„Keiner ist im Internet anonym, alles ist nachvollziehbar“
Christoph Kasseckert referierte über Internetmissbrauch und Gesetzeslagen
BAD STAFFELSTEIN. Im vergangenen Schuljahr bekam die Viktor-von-Scheffel-Realschule Bad Staffelstein Besuch vom „MIB“ – nein, nicht von Will Smith und seinen „men in black“ aus dem gleichnamigen Kinofilm, sondern vom medienpädagogisch-informationstechnischen Berater für Realschulen in Oberfranken, Christoph Kasseckert, seines Zeichens Konrektor einer Realschule in Bayreuth. Er referierte in den Jahrgangsstufen ab der siebten Klaase zu einem hoch aktuellen Thema: Dem Internetmissbrauch.
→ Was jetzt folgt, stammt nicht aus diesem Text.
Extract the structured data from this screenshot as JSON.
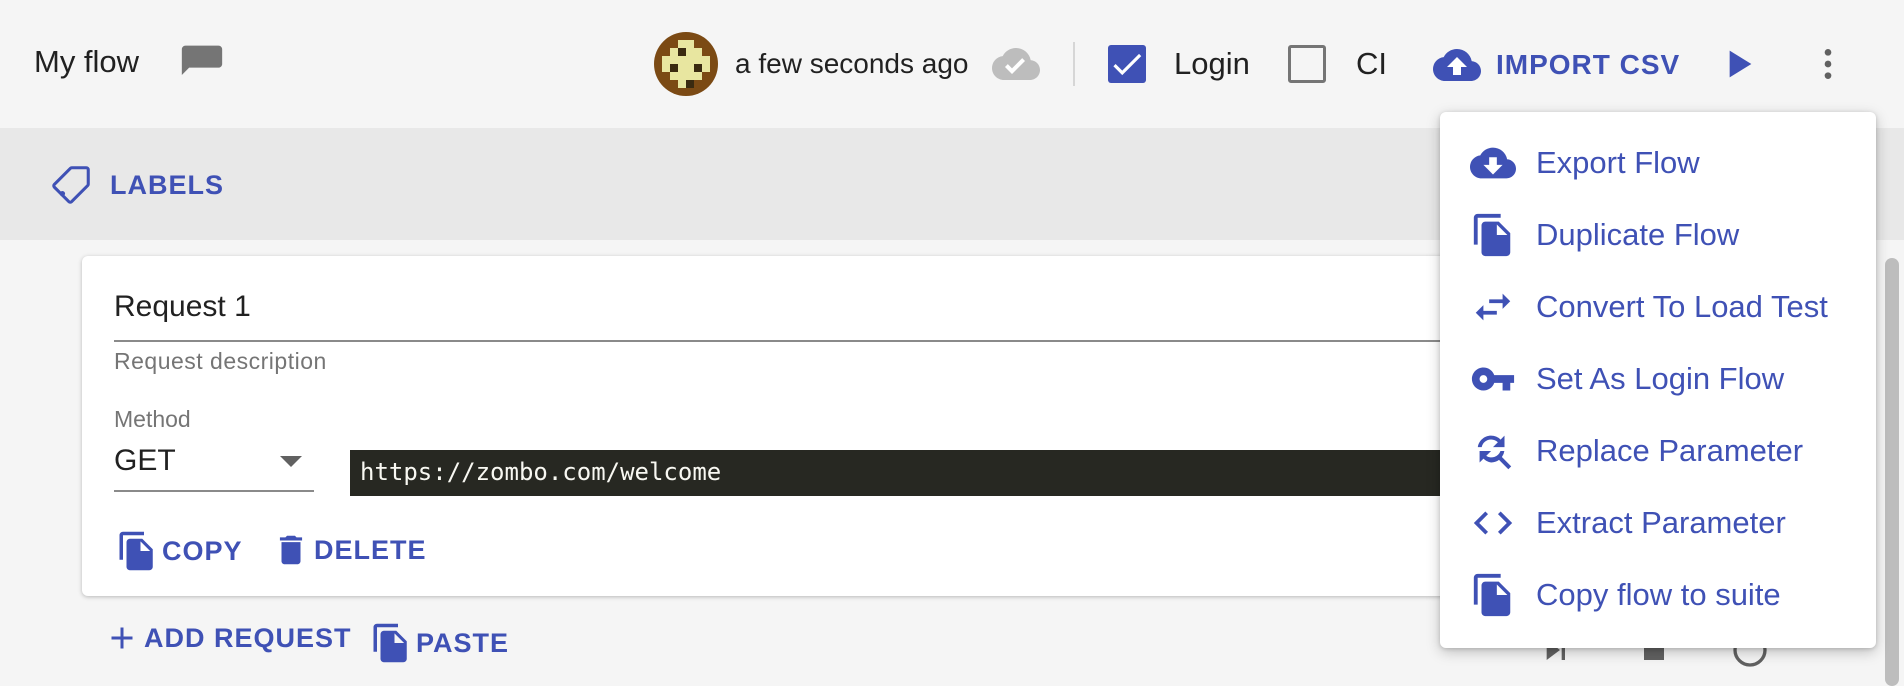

Das Internet ist eine Errungenschaft, die zweifelsohne für viele Berufsgruppen ein echter Segen ist. Es ermöglicht schnelle Recherche, schnelle Absprachen, schnellen Datentransfer – und eine Verbindung in Sekundenbruchteilen mit anderen Menschen auf der ganzen Welt. Doch das weltweite „Netz“ hat auch deutliche Nachteile, öffnet Scharlatanen Tür und Tor. Doch keiner ist im Internet anonym, jeder Schritt ist nachvollziehbar – und so kann man bei Verfehlungen sehr schnell zur Rechenschaft gezogen werden.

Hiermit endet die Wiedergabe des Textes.